Ami, le sort en est jeté;
Las du destin qui m'importune,
Las de ployer dans l'infortune
Sous le poids de l'adversité,
J'accourcis le terme arrêté
Que la nature notre mère
A mes jours remplis de misère
A daigné départir par prodigalité.
D'un cœur assuré, d'un œil ferme,
Je m'approche de l'heureux terme
Qui va me garantir contre les coups du sort.
Sans timidité, sans effort,
J'entreprends de couper dans les mains de la Parque
Le fil trop allongé de ses tardifs fuseaux;
Et sûr de l'appui d'Atropos,
Je vais m'élancer dans la barque
Où, sans distinction, le berger, le monarque,
Passent dans le séjour de l'éternel repos.

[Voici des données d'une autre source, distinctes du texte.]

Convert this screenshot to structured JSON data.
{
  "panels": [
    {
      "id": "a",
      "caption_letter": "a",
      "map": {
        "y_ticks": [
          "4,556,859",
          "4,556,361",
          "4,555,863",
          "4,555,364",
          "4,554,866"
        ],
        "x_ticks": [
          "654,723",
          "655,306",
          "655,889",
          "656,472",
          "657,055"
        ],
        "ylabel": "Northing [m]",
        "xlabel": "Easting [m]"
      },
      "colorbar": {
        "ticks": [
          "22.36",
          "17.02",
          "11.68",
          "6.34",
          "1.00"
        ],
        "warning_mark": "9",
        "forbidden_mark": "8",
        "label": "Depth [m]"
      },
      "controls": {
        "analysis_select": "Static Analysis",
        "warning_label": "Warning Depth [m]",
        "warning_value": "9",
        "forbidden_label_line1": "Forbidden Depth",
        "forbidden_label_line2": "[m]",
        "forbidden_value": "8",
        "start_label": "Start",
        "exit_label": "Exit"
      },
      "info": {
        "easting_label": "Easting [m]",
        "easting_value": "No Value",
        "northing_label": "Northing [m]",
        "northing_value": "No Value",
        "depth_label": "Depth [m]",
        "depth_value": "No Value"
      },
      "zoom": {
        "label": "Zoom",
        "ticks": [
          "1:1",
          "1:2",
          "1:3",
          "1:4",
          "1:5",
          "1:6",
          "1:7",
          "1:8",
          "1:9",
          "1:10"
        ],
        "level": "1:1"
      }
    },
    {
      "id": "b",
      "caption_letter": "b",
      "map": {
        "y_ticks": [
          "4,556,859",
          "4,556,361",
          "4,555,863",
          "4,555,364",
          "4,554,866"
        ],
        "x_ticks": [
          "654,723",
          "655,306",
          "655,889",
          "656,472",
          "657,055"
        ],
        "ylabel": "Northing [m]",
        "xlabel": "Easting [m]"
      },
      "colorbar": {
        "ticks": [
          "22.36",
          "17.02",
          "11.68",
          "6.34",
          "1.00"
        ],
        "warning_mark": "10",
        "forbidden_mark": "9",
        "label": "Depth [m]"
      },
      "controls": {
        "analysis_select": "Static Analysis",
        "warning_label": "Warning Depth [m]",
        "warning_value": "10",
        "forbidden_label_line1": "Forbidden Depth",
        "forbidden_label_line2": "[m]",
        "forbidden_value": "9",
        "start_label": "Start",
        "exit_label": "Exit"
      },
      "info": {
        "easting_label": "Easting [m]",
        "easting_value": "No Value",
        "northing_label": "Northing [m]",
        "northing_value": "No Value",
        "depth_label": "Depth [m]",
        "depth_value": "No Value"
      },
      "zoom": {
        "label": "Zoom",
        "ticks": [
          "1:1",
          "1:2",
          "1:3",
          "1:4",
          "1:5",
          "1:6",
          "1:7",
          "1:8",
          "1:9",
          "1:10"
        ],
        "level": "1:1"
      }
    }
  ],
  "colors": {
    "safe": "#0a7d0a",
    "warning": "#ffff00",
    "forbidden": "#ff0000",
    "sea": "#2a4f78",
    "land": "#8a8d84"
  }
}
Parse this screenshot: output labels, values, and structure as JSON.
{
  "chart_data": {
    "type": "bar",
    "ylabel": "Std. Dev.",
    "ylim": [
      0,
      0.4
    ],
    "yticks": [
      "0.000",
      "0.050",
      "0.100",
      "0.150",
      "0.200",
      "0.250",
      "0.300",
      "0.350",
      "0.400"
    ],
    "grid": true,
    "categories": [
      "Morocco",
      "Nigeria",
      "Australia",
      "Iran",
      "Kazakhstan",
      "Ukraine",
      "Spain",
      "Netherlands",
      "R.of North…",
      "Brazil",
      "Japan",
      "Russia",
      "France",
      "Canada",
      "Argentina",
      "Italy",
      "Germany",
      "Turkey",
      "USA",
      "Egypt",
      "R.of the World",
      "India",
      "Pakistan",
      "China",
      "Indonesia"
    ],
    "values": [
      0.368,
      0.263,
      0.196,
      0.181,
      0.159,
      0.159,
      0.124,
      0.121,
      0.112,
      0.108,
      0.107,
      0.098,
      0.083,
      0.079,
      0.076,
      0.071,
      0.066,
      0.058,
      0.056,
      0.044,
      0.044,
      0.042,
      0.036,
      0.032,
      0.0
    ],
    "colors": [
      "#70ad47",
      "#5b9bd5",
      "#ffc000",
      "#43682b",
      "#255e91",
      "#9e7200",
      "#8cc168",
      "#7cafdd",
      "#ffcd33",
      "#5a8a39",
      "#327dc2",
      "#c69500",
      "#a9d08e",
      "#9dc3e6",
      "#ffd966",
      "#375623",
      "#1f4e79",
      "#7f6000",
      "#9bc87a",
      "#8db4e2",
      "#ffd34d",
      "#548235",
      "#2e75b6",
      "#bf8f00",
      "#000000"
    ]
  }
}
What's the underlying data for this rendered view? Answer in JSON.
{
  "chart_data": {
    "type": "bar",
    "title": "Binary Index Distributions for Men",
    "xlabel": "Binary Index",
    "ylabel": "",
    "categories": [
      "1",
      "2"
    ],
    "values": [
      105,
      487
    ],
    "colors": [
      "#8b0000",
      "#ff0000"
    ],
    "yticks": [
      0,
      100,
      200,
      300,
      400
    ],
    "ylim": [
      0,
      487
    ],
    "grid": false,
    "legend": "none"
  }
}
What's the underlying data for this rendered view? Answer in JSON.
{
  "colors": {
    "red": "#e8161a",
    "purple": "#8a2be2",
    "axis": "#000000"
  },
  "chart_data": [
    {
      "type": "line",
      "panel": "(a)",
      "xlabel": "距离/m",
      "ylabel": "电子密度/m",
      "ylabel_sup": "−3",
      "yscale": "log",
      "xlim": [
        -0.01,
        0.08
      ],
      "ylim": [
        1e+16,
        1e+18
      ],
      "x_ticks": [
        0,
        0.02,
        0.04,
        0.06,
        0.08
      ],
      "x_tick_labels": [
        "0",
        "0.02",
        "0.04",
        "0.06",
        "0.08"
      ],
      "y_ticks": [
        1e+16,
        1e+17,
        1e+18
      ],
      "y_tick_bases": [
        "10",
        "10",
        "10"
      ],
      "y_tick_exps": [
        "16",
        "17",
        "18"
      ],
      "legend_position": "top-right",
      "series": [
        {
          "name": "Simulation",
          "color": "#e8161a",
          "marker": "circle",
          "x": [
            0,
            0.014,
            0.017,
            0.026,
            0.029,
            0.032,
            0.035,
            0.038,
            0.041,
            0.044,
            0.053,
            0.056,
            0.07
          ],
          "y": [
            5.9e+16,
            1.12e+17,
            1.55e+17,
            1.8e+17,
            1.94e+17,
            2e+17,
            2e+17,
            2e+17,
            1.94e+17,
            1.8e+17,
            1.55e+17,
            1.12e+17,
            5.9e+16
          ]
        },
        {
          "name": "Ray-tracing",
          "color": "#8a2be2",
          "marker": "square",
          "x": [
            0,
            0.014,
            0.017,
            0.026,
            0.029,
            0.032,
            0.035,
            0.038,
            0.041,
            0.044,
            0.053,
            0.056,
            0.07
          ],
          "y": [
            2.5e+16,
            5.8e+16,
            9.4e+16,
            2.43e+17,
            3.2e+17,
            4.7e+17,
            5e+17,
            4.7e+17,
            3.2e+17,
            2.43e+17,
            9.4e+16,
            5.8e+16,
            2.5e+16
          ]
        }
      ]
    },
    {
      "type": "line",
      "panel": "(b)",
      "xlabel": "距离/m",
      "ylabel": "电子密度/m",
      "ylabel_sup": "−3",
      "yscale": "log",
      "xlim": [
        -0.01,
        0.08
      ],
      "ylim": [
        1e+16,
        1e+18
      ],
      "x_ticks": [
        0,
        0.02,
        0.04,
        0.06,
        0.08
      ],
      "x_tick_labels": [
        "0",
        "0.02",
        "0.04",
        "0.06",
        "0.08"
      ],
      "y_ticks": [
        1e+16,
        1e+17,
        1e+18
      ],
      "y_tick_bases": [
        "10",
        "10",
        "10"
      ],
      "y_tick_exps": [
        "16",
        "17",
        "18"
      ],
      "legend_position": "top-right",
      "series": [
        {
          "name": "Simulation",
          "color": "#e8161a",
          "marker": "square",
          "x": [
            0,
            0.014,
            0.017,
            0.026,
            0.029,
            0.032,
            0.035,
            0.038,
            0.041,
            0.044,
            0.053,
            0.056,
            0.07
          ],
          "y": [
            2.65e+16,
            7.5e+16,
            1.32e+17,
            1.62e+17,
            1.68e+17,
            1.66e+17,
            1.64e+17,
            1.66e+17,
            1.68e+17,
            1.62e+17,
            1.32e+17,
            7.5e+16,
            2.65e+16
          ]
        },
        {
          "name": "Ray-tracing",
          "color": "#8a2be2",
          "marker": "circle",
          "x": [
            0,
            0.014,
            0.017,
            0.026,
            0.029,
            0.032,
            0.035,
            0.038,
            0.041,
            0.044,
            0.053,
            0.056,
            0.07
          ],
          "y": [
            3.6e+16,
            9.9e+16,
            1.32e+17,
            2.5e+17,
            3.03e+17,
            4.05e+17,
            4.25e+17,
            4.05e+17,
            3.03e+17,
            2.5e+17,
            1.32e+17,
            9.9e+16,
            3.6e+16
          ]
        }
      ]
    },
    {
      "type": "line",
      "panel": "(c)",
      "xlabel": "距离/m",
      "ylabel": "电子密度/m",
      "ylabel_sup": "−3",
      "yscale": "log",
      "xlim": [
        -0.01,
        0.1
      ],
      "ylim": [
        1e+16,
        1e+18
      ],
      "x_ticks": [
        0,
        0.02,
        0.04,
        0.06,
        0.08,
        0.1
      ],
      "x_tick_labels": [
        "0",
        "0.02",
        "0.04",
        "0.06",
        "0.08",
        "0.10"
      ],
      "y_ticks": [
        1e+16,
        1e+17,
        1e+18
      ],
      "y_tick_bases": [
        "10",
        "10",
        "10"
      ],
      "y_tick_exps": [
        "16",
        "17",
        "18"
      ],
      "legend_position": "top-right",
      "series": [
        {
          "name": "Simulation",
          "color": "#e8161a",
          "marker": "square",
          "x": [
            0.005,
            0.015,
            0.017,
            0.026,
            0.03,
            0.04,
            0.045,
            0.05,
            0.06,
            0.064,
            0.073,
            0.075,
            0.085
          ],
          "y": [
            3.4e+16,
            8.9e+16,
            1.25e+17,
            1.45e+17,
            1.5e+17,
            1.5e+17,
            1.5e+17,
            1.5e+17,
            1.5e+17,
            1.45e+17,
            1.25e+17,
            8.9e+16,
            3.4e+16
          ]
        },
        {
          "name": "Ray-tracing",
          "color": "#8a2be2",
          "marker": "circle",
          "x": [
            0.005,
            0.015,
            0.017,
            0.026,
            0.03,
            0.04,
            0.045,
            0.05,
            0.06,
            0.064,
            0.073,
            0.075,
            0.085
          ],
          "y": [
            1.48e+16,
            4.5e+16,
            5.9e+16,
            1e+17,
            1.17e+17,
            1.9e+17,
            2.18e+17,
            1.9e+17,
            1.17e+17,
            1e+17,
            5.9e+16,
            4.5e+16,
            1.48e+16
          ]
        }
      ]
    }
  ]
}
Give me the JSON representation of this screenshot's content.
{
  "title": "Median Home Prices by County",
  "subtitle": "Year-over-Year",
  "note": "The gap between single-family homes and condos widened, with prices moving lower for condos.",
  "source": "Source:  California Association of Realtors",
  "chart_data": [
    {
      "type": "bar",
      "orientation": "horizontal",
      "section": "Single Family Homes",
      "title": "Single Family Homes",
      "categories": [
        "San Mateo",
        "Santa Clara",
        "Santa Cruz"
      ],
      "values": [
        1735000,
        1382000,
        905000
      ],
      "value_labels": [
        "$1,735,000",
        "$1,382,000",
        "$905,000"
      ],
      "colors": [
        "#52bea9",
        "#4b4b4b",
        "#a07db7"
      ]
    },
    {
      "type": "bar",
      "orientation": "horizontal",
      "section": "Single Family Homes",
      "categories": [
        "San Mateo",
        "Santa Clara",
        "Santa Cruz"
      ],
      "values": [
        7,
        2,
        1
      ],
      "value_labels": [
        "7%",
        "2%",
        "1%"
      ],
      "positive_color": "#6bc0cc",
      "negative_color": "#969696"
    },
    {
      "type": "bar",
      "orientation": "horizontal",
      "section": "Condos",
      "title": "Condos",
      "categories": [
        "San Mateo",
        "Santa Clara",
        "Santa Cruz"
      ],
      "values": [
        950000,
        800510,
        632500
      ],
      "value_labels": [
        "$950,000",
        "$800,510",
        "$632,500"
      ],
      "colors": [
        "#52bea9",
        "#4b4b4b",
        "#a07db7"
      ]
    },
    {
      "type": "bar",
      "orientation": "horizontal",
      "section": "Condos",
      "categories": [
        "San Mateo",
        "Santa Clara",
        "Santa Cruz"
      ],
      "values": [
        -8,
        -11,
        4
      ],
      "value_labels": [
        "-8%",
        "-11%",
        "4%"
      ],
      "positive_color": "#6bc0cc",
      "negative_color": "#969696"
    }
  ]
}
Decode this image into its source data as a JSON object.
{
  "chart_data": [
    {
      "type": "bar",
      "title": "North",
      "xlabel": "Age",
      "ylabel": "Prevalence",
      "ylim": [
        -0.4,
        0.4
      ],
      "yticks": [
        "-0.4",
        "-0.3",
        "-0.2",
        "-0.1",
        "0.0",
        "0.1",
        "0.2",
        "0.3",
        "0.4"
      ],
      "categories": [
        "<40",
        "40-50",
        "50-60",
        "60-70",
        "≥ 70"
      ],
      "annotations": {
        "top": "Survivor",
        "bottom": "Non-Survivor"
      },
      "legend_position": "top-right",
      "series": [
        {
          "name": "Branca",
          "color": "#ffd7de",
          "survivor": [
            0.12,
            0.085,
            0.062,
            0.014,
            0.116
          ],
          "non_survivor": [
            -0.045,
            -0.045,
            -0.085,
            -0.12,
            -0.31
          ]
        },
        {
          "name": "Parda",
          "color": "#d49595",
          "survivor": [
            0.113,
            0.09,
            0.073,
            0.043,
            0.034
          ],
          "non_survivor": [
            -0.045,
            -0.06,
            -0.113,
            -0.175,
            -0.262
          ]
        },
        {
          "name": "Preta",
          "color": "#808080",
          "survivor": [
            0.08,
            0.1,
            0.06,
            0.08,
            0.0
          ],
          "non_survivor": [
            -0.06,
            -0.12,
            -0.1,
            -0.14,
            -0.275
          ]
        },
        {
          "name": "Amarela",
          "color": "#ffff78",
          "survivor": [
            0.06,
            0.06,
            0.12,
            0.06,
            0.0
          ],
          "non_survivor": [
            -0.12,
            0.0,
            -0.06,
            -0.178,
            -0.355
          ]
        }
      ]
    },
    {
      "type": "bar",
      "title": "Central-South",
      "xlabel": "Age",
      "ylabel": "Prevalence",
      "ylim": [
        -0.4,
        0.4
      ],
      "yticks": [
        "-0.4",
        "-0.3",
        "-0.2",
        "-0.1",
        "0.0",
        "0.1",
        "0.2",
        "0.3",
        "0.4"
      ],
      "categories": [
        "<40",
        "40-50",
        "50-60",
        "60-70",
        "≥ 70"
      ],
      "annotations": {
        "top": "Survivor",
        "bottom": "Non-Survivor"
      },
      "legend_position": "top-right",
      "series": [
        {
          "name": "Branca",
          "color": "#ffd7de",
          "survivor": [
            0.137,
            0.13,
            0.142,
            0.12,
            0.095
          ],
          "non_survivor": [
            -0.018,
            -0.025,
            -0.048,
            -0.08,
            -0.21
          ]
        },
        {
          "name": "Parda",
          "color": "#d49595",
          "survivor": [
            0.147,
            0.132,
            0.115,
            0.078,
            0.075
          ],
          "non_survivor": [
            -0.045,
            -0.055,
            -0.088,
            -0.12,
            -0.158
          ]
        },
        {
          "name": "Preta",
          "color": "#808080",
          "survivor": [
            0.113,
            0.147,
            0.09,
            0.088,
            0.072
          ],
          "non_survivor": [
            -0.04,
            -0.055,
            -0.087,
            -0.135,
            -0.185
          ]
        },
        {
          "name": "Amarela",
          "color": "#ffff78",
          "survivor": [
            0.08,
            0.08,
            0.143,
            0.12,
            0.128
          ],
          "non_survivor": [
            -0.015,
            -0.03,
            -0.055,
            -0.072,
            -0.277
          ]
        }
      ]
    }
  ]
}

Adieu, lauriers trompeurs, couronnes des héros,
Il n'en coûte que trop pour vivre dans l'histoire;
Souvent quarante ans de travaux
<51>Ne valent qu'un instant de gloire
Et la haine de cent rivaux.
Adieu, grandeurs, adieu, chimères;
De vos bluettes passagères
Mes yeux ne sont plus éblouis.
Si votre faux éclat dans ma naissante aurore
Fit trop imprudemment éclore
Des désirs indiscrets, longtemps évanouis,
Au sein de la philosophie, École de la vérité,
Zénon me détrompa de la frivolité
Qui fait l'illusion du songe de la vie,
Et je sus avec modestie
Rejeter les poisons qu'offre la vanité.
Adieu, divine volupté,
Adieu, plaisirs charmants qui flattez la mollesse,
Et dont la troupe enchanteresse
Par des liens de fleurs enchaînant la gaîté,
Compagnes dans notre jeunesse
De la brillante puberté,
Qui fuyez de nos ans l'insipide vieillesse,
Les arides glaçons de la caducité.
Ah! que l'Amour me le pardonne,
Plaisirs, si je vous abandonne;
Ma muse ne sait point flatter.
Quand neuf lustres complets m'annoncent mon automne,
Plaisirs, je vous voyais tous prêts à me quitter.
Mais que fais-je, grand Dieu! courbé sous la tristesse,
Est-ce à moi de nommer les plaisirs, l'allégresse?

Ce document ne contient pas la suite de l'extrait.